"Once I attended the Friday prayer at the Sultanahmet Mosque [in Istanbul]. There were tourists. Some of them knew that I would be visiting the United States the following week. They asked me how we could be so successful in healthcare and wanted me to tell about it to Obama," Erdogan said on Thursday as quoted by the newspaper.
According to Erdogan, he shared Turkey’s experience in healthcare with the US President. The Turkish president remarked that, due to what he termed a "negative reflex" in the United States, Obama "could only solve the problem partly."

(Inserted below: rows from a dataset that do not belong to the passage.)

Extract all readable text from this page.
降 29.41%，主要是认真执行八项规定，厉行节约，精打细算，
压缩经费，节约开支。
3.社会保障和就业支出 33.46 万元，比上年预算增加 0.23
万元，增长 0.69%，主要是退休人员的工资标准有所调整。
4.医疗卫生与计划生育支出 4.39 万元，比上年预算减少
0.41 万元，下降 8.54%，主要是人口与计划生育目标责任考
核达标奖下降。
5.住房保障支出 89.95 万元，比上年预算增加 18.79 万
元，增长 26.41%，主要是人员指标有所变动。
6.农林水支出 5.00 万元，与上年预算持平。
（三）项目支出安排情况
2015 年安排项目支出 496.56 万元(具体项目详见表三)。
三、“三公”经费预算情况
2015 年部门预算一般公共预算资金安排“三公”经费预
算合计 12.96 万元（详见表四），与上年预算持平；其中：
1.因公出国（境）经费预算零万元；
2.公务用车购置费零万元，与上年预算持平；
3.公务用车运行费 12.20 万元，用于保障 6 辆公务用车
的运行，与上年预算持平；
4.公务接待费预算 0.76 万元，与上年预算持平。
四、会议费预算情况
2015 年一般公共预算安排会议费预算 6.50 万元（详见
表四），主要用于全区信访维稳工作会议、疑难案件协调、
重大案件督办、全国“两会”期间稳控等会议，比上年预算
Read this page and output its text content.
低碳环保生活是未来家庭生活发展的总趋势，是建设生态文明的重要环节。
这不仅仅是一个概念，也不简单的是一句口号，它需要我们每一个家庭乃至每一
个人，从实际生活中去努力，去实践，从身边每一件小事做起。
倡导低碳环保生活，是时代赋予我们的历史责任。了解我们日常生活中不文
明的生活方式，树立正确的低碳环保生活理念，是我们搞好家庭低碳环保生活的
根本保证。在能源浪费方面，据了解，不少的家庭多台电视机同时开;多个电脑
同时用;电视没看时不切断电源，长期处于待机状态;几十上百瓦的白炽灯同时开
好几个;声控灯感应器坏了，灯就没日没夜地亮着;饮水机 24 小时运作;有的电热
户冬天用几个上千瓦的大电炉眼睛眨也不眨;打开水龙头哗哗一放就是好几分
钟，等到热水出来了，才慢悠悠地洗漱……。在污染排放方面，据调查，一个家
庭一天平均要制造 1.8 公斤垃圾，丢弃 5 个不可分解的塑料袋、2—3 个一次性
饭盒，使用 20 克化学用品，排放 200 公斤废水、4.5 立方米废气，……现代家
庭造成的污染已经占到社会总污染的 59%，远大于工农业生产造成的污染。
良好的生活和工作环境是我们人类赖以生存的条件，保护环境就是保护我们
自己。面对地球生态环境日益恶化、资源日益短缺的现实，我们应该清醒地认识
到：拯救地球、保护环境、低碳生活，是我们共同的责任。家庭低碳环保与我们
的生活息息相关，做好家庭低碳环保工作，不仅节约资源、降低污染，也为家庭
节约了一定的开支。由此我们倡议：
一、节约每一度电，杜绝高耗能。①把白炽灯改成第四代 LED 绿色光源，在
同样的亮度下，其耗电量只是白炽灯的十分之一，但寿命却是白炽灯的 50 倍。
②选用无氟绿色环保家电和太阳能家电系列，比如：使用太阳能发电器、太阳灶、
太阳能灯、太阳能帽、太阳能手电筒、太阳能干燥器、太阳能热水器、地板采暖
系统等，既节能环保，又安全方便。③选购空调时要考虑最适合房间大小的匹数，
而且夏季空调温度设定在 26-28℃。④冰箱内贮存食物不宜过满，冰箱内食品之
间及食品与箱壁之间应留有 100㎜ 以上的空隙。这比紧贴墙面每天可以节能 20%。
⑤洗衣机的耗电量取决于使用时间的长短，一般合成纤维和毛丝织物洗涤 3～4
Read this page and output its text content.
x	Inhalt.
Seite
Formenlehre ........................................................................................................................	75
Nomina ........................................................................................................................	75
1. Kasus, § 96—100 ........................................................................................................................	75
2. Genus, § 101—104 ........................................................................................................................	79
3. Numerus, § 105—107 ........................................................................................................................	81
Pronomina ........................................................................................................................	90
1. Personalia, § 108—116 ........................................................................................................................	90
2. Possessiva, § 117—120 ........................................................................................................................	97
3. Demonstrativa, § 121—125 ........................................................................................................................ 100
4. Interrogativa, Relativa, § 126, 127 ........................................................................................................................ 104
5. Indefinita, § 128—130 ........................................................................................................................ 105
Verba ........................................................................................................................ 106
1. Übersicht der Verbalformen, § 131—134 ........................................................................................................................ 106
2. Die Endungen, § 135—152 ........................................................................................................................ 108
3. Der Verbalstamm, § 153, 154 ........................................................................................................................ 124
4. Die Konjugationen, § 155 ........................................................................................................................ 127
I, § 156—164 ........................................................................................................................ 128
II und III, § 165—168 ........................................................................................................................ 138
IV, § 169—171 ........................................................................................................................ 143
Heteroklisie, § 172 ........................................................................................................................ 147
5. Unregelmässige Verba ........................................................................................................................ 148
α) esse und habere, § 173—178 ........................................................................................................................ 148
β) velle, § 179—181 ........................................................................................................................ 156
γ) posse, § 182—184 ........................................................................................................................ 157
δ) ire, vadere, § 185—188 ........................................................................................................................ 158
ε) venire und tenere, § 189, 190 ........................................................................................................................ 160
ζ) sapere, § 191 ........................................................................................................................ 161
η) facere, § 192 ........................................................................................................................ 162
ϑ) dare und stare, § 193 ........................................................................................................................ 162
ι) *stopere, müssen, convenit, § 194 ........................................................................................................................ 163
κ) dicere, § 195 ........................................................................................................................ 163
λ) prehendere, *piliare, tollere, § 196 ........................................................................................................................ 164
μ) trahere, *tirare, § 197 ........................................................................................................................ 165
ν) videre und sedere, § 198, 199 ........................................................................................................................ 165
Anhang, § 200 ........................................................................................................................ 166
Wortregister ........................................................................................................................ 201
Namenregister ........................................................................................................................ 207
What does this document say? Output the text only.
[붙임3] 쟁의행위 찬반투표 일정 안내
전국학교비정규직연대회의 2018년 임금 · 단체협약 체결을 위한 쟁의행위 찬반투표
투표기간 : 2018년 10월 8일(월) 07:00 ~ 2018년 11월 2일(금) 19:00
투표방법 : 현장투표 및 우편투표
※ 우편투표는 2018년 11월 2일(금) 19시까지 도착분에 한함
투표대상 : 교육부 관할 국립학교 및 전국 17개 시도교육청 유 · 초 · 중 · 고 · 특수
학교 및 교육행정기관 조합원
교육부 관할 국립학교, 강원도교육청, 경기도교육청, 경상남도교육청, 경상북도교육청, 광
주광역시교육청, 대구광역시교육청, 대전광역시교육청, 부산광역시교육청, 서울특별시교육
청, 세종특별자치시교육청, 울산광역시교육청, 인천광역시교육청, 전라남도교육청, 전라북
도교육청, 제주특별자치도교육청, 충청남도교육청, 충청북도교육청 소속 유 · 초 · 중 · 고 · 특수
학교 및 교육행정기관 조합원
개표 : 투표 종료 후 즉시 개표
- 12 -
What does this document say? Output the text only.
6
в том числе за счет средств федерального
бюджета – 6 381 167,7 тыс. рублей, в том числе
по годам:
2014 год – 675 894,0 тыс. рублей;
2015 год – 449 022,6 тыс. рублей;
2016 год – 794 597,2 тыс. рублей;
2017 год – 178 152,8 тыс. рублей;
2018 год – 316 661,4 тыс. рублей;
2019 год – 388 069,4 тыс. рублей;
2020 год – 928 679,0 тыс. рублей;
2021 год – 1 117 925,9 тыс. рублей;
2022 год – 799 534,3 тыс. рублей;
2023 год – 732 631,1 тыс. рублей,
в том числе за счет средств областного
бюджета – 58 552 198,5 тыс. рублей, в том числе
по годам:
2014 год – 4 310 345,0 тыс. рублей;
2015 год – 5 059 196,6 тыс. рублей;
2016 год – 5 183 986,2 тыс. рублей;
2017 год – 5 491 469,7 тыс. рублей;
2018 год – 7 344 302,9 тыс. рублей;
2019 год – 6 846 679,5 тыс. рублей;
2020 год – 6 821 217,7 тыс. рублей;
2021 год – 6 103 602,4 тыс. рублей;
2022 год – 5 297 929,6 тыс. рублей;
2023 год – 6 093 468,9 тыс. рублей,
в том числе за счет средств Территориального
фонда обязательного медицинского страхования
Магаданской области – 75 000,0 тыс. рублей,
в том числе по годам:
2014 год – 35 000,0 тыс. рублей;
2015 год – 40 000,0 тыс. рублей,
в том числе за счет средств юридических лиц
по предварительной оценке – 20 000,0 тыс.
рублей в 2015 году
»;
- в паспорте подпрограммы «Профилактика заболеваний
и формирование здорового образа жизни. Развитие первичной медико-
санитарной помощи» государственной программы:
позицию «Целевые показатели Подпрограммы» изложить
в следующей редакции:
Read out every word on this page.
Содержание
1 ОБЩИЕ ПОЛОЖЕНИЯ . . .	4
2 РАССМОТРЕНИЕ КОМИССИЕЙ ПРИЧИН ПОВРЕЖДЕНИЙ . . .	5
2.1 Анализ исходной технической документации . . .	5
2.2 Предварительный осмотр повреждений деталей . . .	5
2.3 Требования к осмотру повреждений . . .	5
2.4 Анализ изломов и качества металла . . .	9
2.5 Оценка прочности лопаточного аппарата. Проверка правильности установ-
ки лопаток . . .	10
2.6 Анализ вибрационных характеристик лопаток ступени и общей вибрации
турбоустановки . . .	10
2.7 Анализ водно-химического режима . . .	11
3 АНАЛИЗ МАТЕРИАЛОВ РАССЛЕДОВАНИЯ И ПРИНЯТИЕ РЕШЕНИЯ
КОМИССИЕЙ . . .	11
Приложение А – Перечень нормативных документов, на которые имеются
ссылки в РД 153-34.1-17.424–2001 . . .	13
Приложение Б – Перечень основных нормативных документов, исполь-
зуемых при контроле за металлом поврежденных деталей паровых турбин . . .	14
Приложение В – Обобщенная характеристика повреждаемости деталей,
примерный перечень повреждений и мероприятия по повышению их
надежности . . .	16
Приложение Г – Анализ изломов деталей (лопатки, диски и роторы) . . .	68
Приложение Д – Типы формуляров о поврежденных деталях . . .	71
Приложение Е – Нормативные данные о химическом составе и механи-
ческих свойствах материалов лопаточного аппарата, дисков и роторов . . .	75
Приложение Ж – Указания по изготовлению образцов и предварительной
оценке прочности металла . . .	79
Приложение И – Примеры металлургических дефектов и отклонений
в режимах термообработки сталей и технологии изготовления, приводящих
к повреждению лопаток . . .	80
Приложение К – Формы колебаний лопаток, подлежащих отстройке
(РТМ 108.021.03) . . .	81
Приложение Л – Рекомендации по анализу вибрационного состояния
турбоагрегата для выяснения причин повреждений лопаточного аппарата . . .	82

Obamacare was signed into law in March 2010, and provides low cost universal healthcare to US citizens through the establishment of online health insurance marketplaces, tax-payer funded subsidies using a vastly simplified logistical system.
Two US government programs implemented through Obamacare, Medicare and Medicaid, provide insurance to an additional 123 million US citizens, according to the White House.
Obamacare has been at the center of a heated dispute between President Obama and some members of the opposition Republican party. The opposition party has vowed to attempt another in a long series of failed motions to repeal the healthcare law following their recent majority win in the House and Senate in November 2014 midterm elections. Republicans claim that the healthcare law, which benefits millions of poor and low-income people in the US, is unconstitutional and a burden on the US economy.
On March 3, US Senator Ted Cruz introduced the Health Care Choice Act to as an alternative to the existing Obamacare program.